What data-driven football can teach us about a successful investment

“Hell yeah! That was Lamar Jackson’s response when coach John Harbaugh asked him, “Do you want to go? In fourth in the dying seconds of their most recent clash with the Kansas City Chiefs, led by consensus best quarterback Patrick Mahomes. But despite the question, the action plan was never in doubt. The Ravens were going for fourth and one because they are one of the many teams applying a more analytical approach to the sport of football.

I know, I know … as soon as you start reading this you’re going to speculate that I’m just using this post as an excuse to extend the post-game celebration after the Ravens weathered a host of headwinds at improbably beat the anointed chiefs of Kansas City. You will think this is an opportunistic justification to boast in the underdog justification, rubbing the noses of Lamar Jackson’s enemies in a bunch of Bermuda grass at the M&T Bank stadium that LJ threw, as he realized victory with a huge fourth surge in the closing seconds of the game.

But it’s not just me, a rabid Raven fan, talking about it; and it’s not just football we’re talking about. Instead, we’re talking math and probability, and as a result, the topic is brought up in unfamiliar lanes of the Monday morning quarterback. This is the type of logic that is used to invest even more than football. So let’s take a look at the unique analysis that played such a big part in this game, and then I’ll come up with the most important analysis to tackle in pursuing a good investment.

Fourth-and-one

Conventional wisdom in the National Football League suggests that once you hit the fourth down, if you are not within shooting range you should kick the ball towards the opponent, because if you attempt it on the fourth down and if you don’t get that, it’s that much easier for the opposition to score itself.

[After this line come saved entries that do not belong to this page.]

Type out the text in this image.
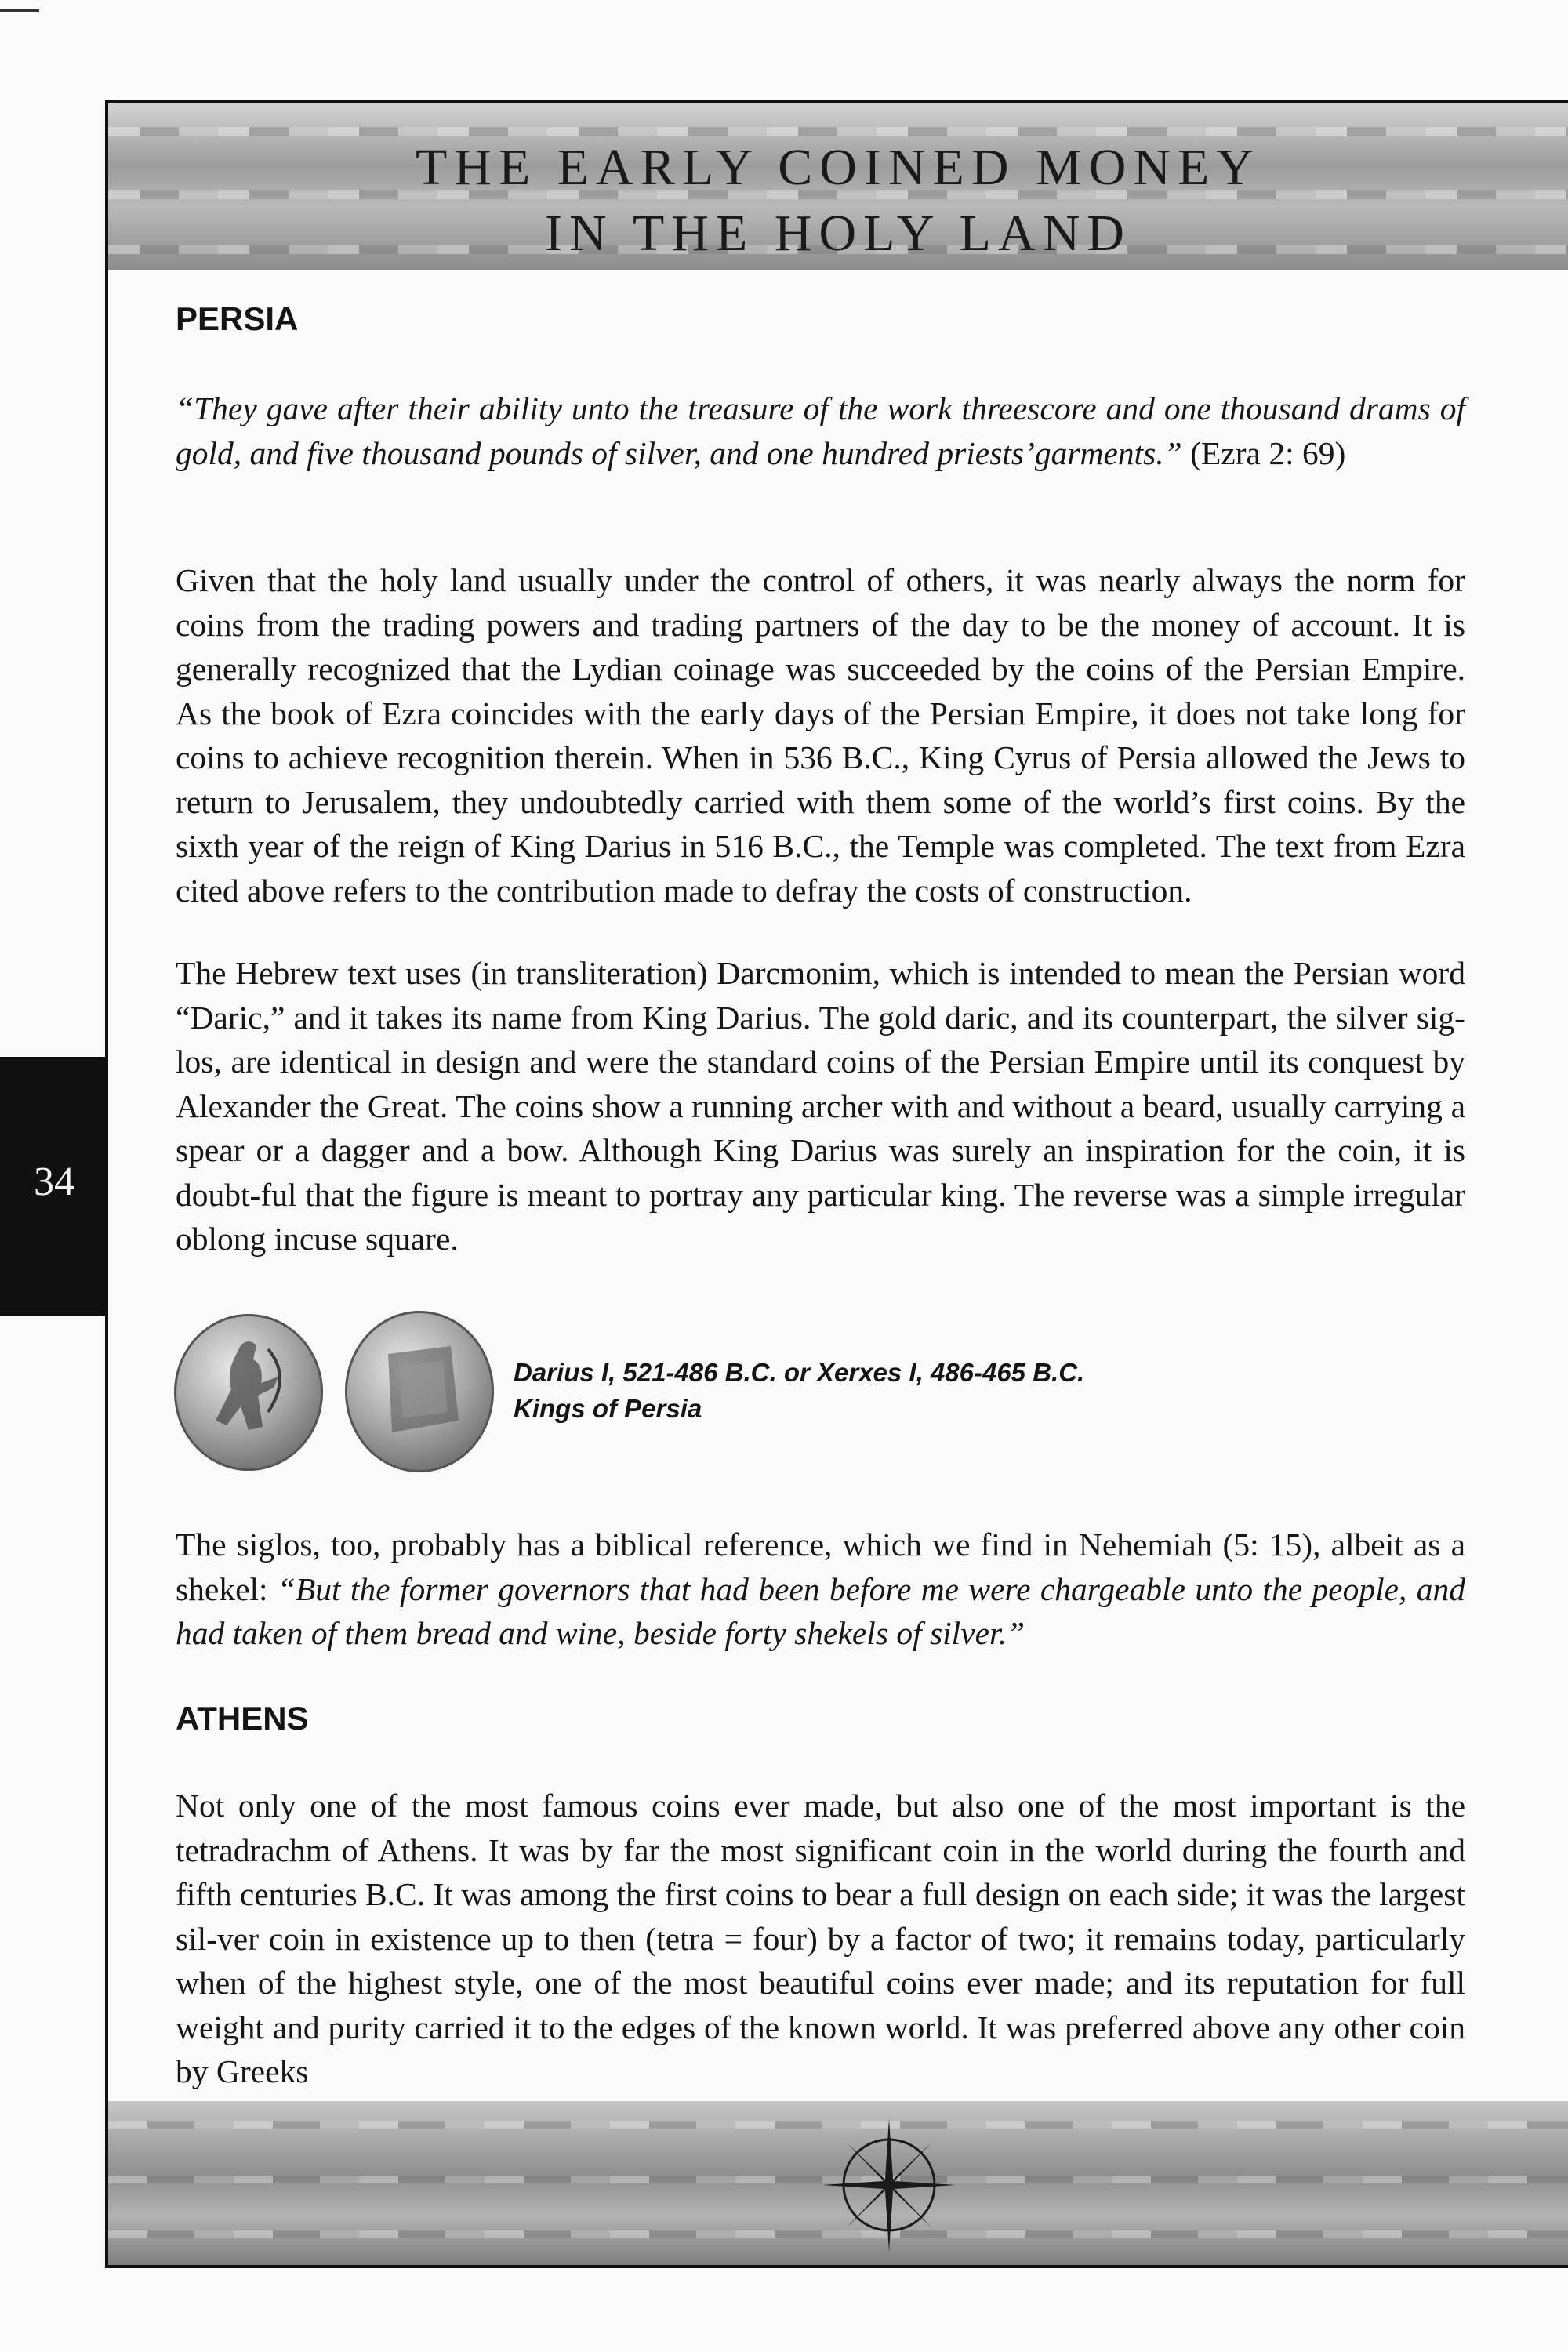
THE EARLY COINED MONEY
IN THE HOLY LAND
34
PERSIA

“They gave after their ability unto the treasure of the work threescore and one thousand drams of gold, and five thousand pounds of silver, and one hundred priests’garments.” (Ezra 2: 69)

Given that the holy land usually under the control of others, it was nearly always the norm for coins from the trading powers and trading partners of the day to be the money of account. It is generally recognized that the Lydian coinage was succeeded by the coins of the Persian Empire. As the book of Ezra coincides with the early days of the Persian Empire, it does not take long for coins to achieve recognition therein. When in 536 B.C., King Cyrus of Persia allowed the Jews to return to Jerusalem, they undoubtedly carried with them some of the world’s first coins. By the sixth year of the reign of King Darius in 516 B.C., the Temple was completed. The text from Ezra cited above refers to the contribution made to defray the costs of construction.

The Hebrew text uses (in transliteration) Darcmonim, which is intended to mean the Persian word “Daric,” and it takes its name from King Darius. The gold daric, and its counterpart, the silver sig-los, are identical in design and were the standard coins of the Persian Empire until its conquest by Alexander the Great. The coins show a running archer with and without a beard, usually carrying a spear or a dagger and a bow. Although King Darius was surely an inspiration for the coin, it is doubt-ful that the figure is meant to portray any particular king. The reverse was a simple irregular oblong incuse square.

Darius I, 521-486 B.C. or Xerxes I, 486-465 B.C.
Kings of Persia

The siglos, too, probably has a biblical reference, which we find in Nehemiah (5: 15), albeit as a shekel: “But the former governors that had been before me were chargeable unto the people, and had taken of them bread and wine, beside forty shekels of silver.”

ATHENS

Not only one of the most famous coins ever made, but also one of the most important is the tetradrachm of Athens. It was by far the most significant coin in the world during the fourth and fifth centuries B.C. It was among the first coins to bear a full design on each side; it was the largest sil-ver coin in existence up to then (tetra = four) by a factor of two; it remains today, particularly when of the highest style, one of the most beautiful coins ever made; and its reputation for full weight and purity carried it to the edges of the known world. It was preferred above any other coin by Greeks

But the Ravens are one of many teams no longer succumbing to convention or even just educated instinct. They use cold, hard probabilities to make these decisions. According to Next Generation Statistics, Ravens “had a 75% chance of converting on the 4the-and-1 accountant Lamar Jackson at QB.

If they converted, their probability of winning would be 99%. If they failed, their chances of winning dropped to 33%. But if they did a punt, return the ball to Patrick Mahomes? The odds of winning would have been only 58% (and believe me, it seemed much lower at this point in the game). Plug it all into the NGS calculator, and this is what you get for the “expected probability of winning”:

Go for it: 82.4%

Flat: 57.6%

Go ahead, they did. And win, they gloriously did.

Analytical investment

There are many analyzes we can consider regarding investing, often referred to as quantitative, premium, factor, or factor-based investing. Hordes were identified, and a much smaller number were considered persistent enough to merit our attention, such as beta, small, value, profitability, and momentum. But there is one that sits above the rest – and that is the choice to do nothing at all, to stay in the market even when times are tough, instead of trying to get in and out. exit the market at the appropriate time.

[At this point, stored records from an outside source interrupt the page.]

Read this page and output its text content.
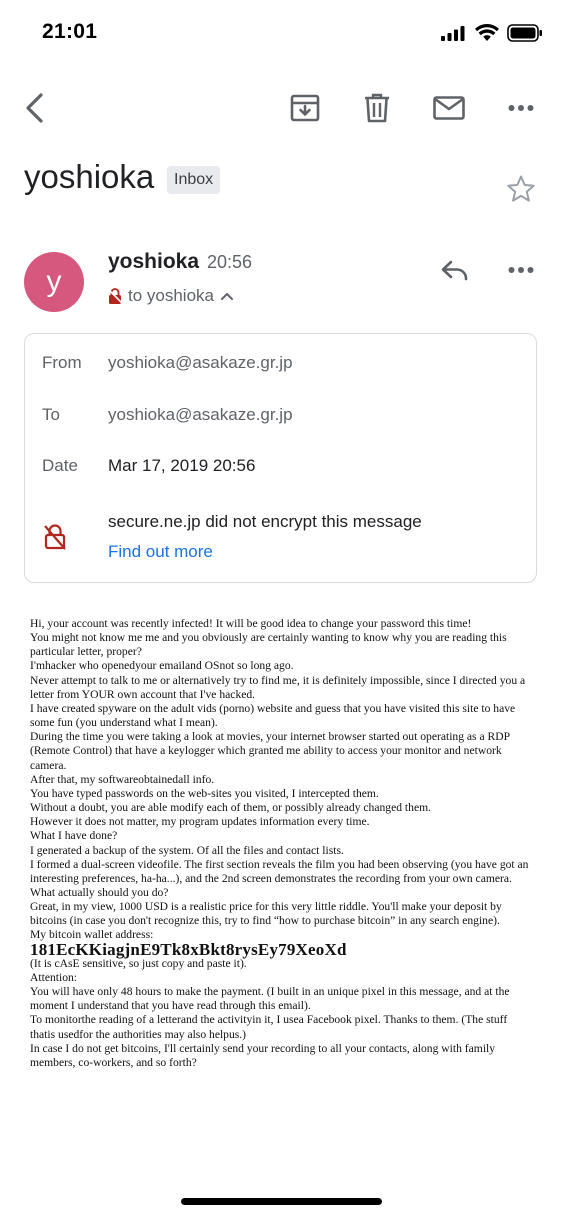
21:01
yoshioka	Inbox
y
yoshioka 20:56
to yoshioka
From yoshioka@asakaze.gr.jp
To	yoshioka@asakaze.gr.jp
Date Mar 17, 2019 20:56
secure.ne.jp did not encrypt this message
Find out more

Hi, your account was recently infected! It will be good idea to change your password this time!

You might not know me me and you obviously are certainly wanting to know why you are reading this particular letter, proper?

I'mhacker who openedyour emailand OSnot so long ago.

Never attempt to talk to me or alternatively try to find me, it is definitely impossible, since I directed you a letter from YOUR own account that I've hacked.

I have created spyware on the adult vids (porno) website and guess that you have visited this site to have some fun (you understand what I mean).

During the time you were taking a look at movies, your internet browser started out operating as a RDP (Remote Control) that have a keylogger which granted me ability to access your monitor and network camera.

After that, my softwareobtainedall info.

You have typed passwords on the web-sites you visited, I intercepted them.

Without a doubt, you are able modify each of them, or possibly already changed them.

However it does not matter, my program updates information every time.

What I have done?

I generated a backup of the system. Of all the files and contact lists.

I formed a dual-screen videofile. The first section reveals the film you had been observing (you have got an interesting preferences, ha-ha...), and the 2nd screen demonstrates the recording from your own camera.

What actually should you do?

Great, in my view, 1000 USD is a realistic price for this very little riddle. You'll make your deposit by bitcoins (in case you don't recognize this, try to find “how to purchase bitcoin” in any search engine).

My bitcoin wallet address:

181EcKKiagjnE9Tk8xBkt8rysEy79XeoXd

(It is cAsE sensitive, so just copy and paste it).

Attention:

You will have only 48 hours to make the payment. (I built in an unique pixel in this message, and at the moment I understand that you have read through this email).

To monitorthe reading of a letterand the activityin it, I usea Facebook pixel. Thanks to them. (The stuff thatis usedfor the authorities may also helpus.)

In case I do not get bitcoins, I'll certainly send your recording to all your contacts, along with family members, co-workers, and so forth?
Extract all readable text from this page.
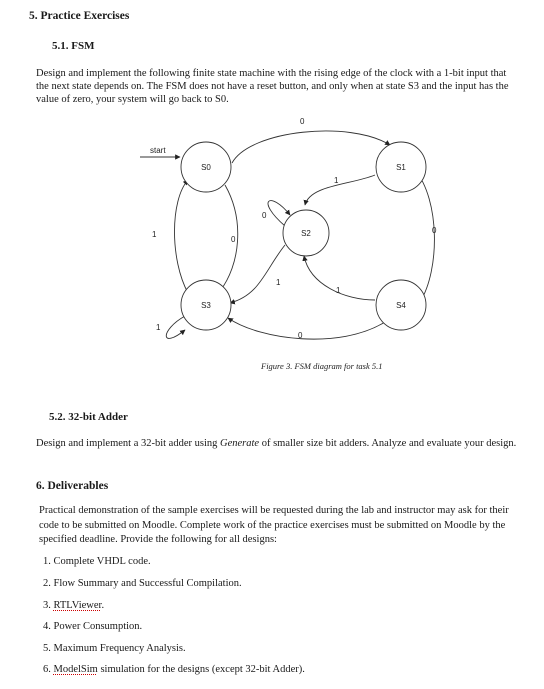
5. Practice Exercises

5.1. FSM

Design and implement the following finite state machine with the rising edge of the clock with a 1-bit input that the next state depends on. The FSM does not have a reset button, and only when at state S3 and the input has the value of zero, your system will go back to S0.

start
S0	S1
S2
S3	S4
0
1
0
0
1
1
0
1
0
1
Figure 3. FSM diagram for task 5.1

5.2. 32-bit Adder

Design and implement a 32-bit adder using Generate of smaller size bit adders. Analyze and evaluate your design.

6. Deliverables

Practical demonstration of the sample exercises will be requested during the lab and instructor may ask for their code to be submitted on Moodle. Complete work of the practice exercises must be submitted on Moodle by the specified deadline. Provide the following for all designs:

1. Complete VHDL code.

2. Flow Summary and Successful Compilation.

3. RTLViewer.

4. Power Consumption.

5. Maximum Frequency Analysis.

6. ModelSim simulation for the designs (except 32-bit Adder).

Below you’ll see a chart that shows the hypothetical growth of the market, as tracked by the S&P 500, over the past 30 years (and don’t miss the exciting warning *):

To put them in percentage terms, simply investing in the market for the past 30 years has hypothetically yielded an investor an annualized compound return of 10.23%. Not too bad. Missing the single best performing day, the yield drops to 9.84% per annum. That’s 8.60% if you missed the best five days, 6.52% if you missed the best 15 days, and your annualized rate of return drops to 4.88% if you missed (only) the 25 best trading days in the last 30 years! (One month, US Treasuries gave you 2.64%.)

What’s the lesson here? There are many ways to calibrate and improve an investment portfolio. (Here are a few.) But significant as they are, these are marginal improvements over the simple (but not easy) discipline of sticking to your strategy in tough times.

Of course, this assumes that you have an articulate and coherent strategy, and not a set of diverse and diverse investments and strategies that tend to add up over the course of a lifetime.

What’s the other lesson? Go on the fourth and one.

If you have Lamar Jackson.

And you would give it to Patrick Mahomes.

It doesn’t always work (and there’s no guarantee the market will either), but it puts the odds in your favor.

Premium:

So why did Harbaugh ask Jackson if he wanted to go, even though he knew that was the decision he and the offensive coordinator had already made, based on probability? Because, as Daniel Pink taught us in the excellent book, Drive, autonomy is a powerful motivator.

While the Ravens may rely on cold stats to make some decisions, Jackson plays with contagious glee, so by involving him in the decision he enlisted him and gave him confidence – an effervescence that Jackson then has. reach in the group and spread to 10 other players. This decision alone was to further increase the likelihood of a positive result. At the very least, it’s just fun and makes a great story.

Likewise, as financial advisers, we should never be demanding of our clients. We can educate, encourage and coach, but ultimately the decision – and ultimately the outcome – has to be theirs, as they are more likely to stick to the decisions they have made than ours.